Entonces, puesto de acuerdo el obispo con la familia, el que más tarde sería el Cura Raspa, se vino a su casa para reponerse de esta enfermedad. Pasado unos meses el obispo vino a Villanueva del Arzobispo, a la casa del joven para visitarlo e interesarse por él personalmente. Al verlo, el muchacho le dijo: “Tengo el presentimiento que moriré joven y por eso quiero celebrar pronto mi primera misa. Presiento que no podré celebrar muchas”. El obispo le contestó: “Paco, ponte bueno. Tan pronto como te recuperes podrás celebrar tu primera misa”.

Y así se cumplió. Don Francisco López celebró su primera misa muy joven, antes de lo previsto y las personas que estuvieron presentes comentaron que su cara manifestaba una alegría grande. Quiero aclarar que muy pocas personas conocían su apellido, pues era conocido como don Francisco Raspa y más aún cuando alguien hacía mención de él que era sólo diciendo: “El Cura Raspa”. Esto de raspa era un apodo antiguo de la familia y se lo adjudicaron a él.

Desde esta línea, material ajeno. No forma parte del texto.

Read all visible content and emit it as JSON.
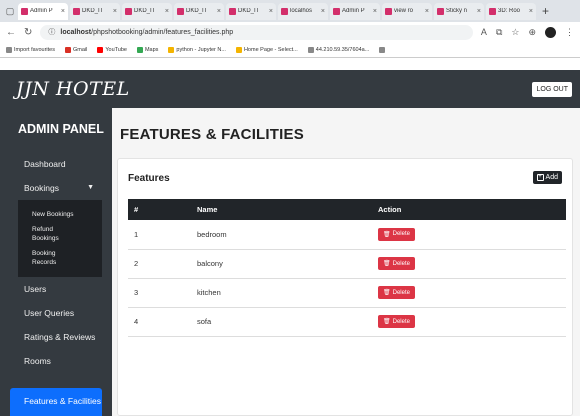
{
  "browser": {
    "tabs": [
      {
        "label": "Admin P",
        "active": true
      },
      {
        "label": "DKD_IT",
        "active": false
      },
      {
        "label": "DKD_IT",
        "active": false
      },
      {
        "label": "DKD_IT",
        "active": false
      },
      {
        "label": "DKD_IT",
        "active": false
      },
      {
        "label": "localhos",
        "active": false
      },
      {
        "label": "Admin P",
        "active": false
      },
      {
        "label": "view ro",
        "active": false
      },
      {
        "label": "Sticky n",
        "active": false
      },
      {
        "label": "3D: Roo",
        "active": false
      }
    ],
    "url_host": "localhost",
    "url_path": "/phpshotbooking/admin/features_facilities.php",
    "bookmarks": [
      "Import favourites",
      "Gmail",
      "YouTube",
      "Maps",
      "python - Jupyter N...",
      "Home Page - Select...",
      "44.210.59.35/7604a..."
    ]
  },
  "header": {
    "brand": "JJN HOTEL",
    "logout_label": "LOG OUT"
  },
  "sidebar": {
    "title": "ADMIN PANEL",
    "dashboard": "Dashboard",
    "bookings": "Bookings",
    "booking_sub": [
      "New Bookings",
      "Refund Bookings",
      "Booking Records"
    ],
    "items": [
      "Users",
      "User Queries",
      "Ratings & Reviews",
      "Rooms"
    ],
    "active": "Features & Facilities"
  },
  "main": {
    "page_title": "FEATURES & FACILITIES",
    "card_title": "Features",
    "add_label": "Add",
    "columns": [
      "#",
      "Name",
      "Action"
    ],
    "rows": [
      {
        "num": "1",
        "name": "bedroom",
        "action": "Delete"
      },
      {
        "num": "2",
        "name": "balcony",
        "action": "Delete"
      },
      {
        "num": "3",
        "name": "kitchen",
        "action": "Delete"
      },
      {
        "num": "4",
        "name": "sofa",
        "action": "Delete"
      }
    ]
  }
}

Cuando aquel muchacho comenzó, después de su primera misa, su ministerio sacerdotal, no sé dónde estuvo destinado. Lo que sí te puedo asegurar es que en mi querido pueblo de Hornos estuvo un tiempo. Puede que todavía allá allí alguna familia o algún documento en el archivo donde se pueda comprobar que lo que estoy diciendo es verdad. Mi hermano Angel decía muchas veces lleno de orgullo que él hizo su primera comunión con el Cura Raspa. Después de Hornos estuvo en Orcera y allí, como en los otros sitios, fue un sacerdote bueno. Buscaba a los pobres para socorrerlos, mediaba entre las personas que se peleaban antes que tuviera que intervenir la Guardia Civil, vivía en la más sencilla pobreza porque todo lo repartía: su comida, sus ropas, y cuantas cosas caía en sus manos, eran para los pobres.

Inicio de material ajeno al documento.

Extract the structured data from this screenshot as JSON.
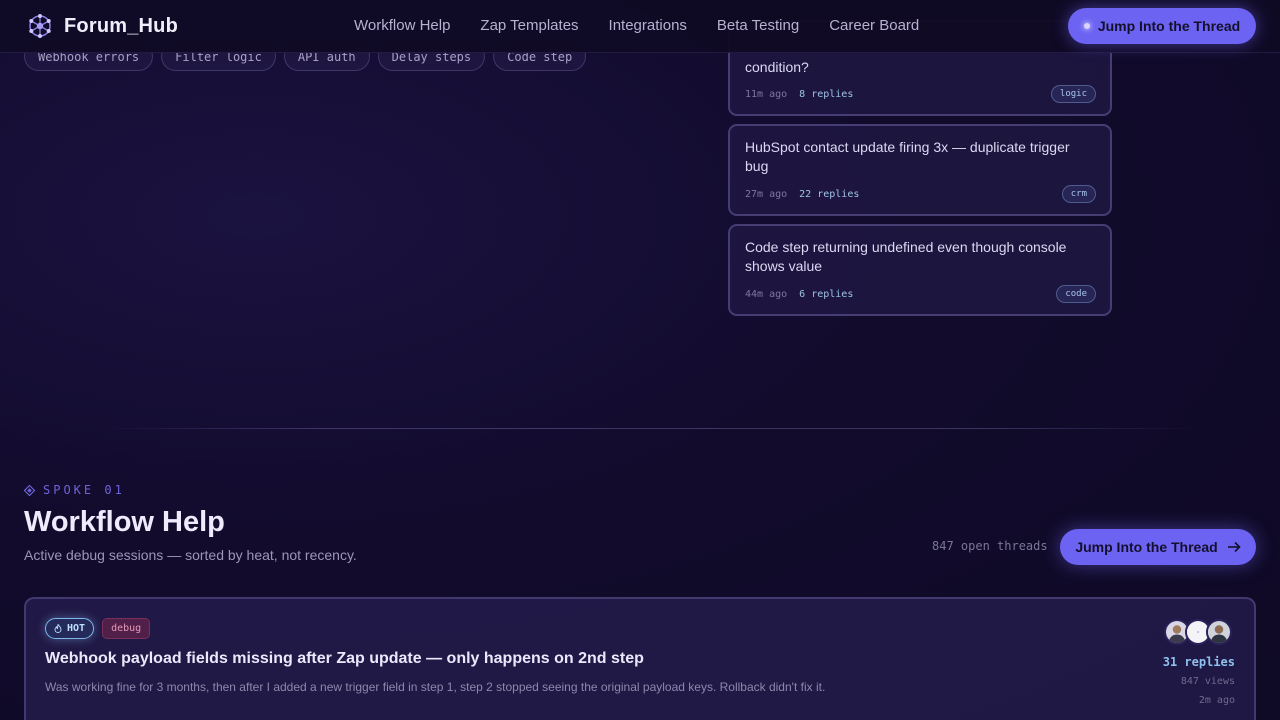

Y te digo que esto que ahora mismo estoy narrando no tiene nada que ver con las otras cosas buenas, que de las personas de Orcera, de este hombre yo he oído contar. Cuando apareció en España la tragedia del 1.936, la gente de Orcera aconsejaron a este cura que no se fuera del pueblo. “Nosotros no te haremos daño pero ya sabes lo que en estos días está ocurriendo en todos los rincones de este país nuestro”.

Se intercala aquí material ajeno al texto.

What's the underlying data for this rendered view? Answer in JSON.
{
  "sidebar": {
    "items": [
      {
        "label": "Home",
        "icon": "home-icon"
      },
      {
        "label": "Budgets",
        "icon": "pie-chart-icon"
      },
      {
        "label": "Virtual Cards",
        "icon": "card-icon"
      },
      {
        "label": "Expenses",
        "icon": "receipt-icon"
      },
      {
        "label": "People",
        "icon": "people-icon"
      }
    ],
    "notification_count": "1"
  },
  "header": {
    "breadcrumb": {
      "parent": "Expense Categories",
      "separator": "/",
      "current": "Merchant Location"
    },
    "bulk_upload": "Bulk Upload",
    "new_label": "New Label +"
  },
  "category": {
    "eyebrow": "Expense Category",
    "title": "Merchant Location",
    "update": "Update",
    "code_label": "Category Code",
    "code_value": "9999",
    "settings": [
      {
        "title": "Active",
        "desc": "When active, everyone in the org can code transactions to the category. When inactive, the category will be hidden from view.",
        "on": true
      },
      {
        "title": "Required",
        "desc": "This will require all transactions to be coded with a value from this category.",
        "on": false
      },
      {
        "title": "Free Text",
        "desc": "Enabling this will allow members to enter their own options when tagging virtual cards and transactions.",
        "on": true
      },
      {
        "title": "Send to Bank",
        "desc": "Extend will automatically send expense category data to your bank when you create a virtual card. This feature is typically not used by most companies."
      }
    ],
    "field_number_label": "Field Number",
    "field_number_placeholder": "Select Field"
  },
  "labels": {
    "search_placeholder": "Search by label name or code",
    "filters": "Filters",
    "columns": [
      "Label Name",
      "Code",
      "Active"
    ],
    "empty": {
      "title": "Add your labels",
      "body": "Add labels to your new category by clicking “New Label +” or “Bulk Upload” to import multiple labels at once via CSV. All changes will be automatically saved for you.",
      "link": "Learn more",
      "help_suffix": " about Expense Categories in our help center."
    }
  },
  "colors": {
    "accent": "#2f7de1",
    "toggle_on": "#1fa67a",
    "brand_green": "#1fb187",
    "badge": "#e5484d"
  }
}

El comprendió aquellas palabras y entonces les contestó: “Si no puedo ejercer mi ministerio como cura en este pueblo al que tanto quiero, me iré al pueblo donde vive mi familia. Tal vez ellos me necesiten y también algunas personas de aquella Villanueva mía querida”. Y así fue como otra vez volvió a su pueblo y con su familia.

Esto fue lo que hizo aquel cura llamado, por la gente sencilla de la tierra, Raspa. Se vino a Villanueva del Arzobispo y por lo que a mí me contaron creo que no estuvo muchos días con su familia. Pero estando allí en la casa de su familia, una noche, llamaron a la puerta. Fue el cura el que se asomó y al ver aquel grupo de hombres y mujeres les preguntó: “¿Qué queréis, a quién buscáis?” Ellos dijeron: “Buscamos a un cura que se llama Raspa”. El les contestó: “Yo soy”. Ellos dijeron: “Salga usted aquí con nosotros”. Y el cura salió. “Aquí me tenéis ¿en qué puedo serviros?” “Tiene usted que venirse con nosotros”. Y él preguntó: “¿Adónde vamos a ir?” Ellos le contestaron: “No tenemos por qué dar explicaciones y menos a un cura. Véngase con nosotros por la buenas o le llevamos arrastrando”.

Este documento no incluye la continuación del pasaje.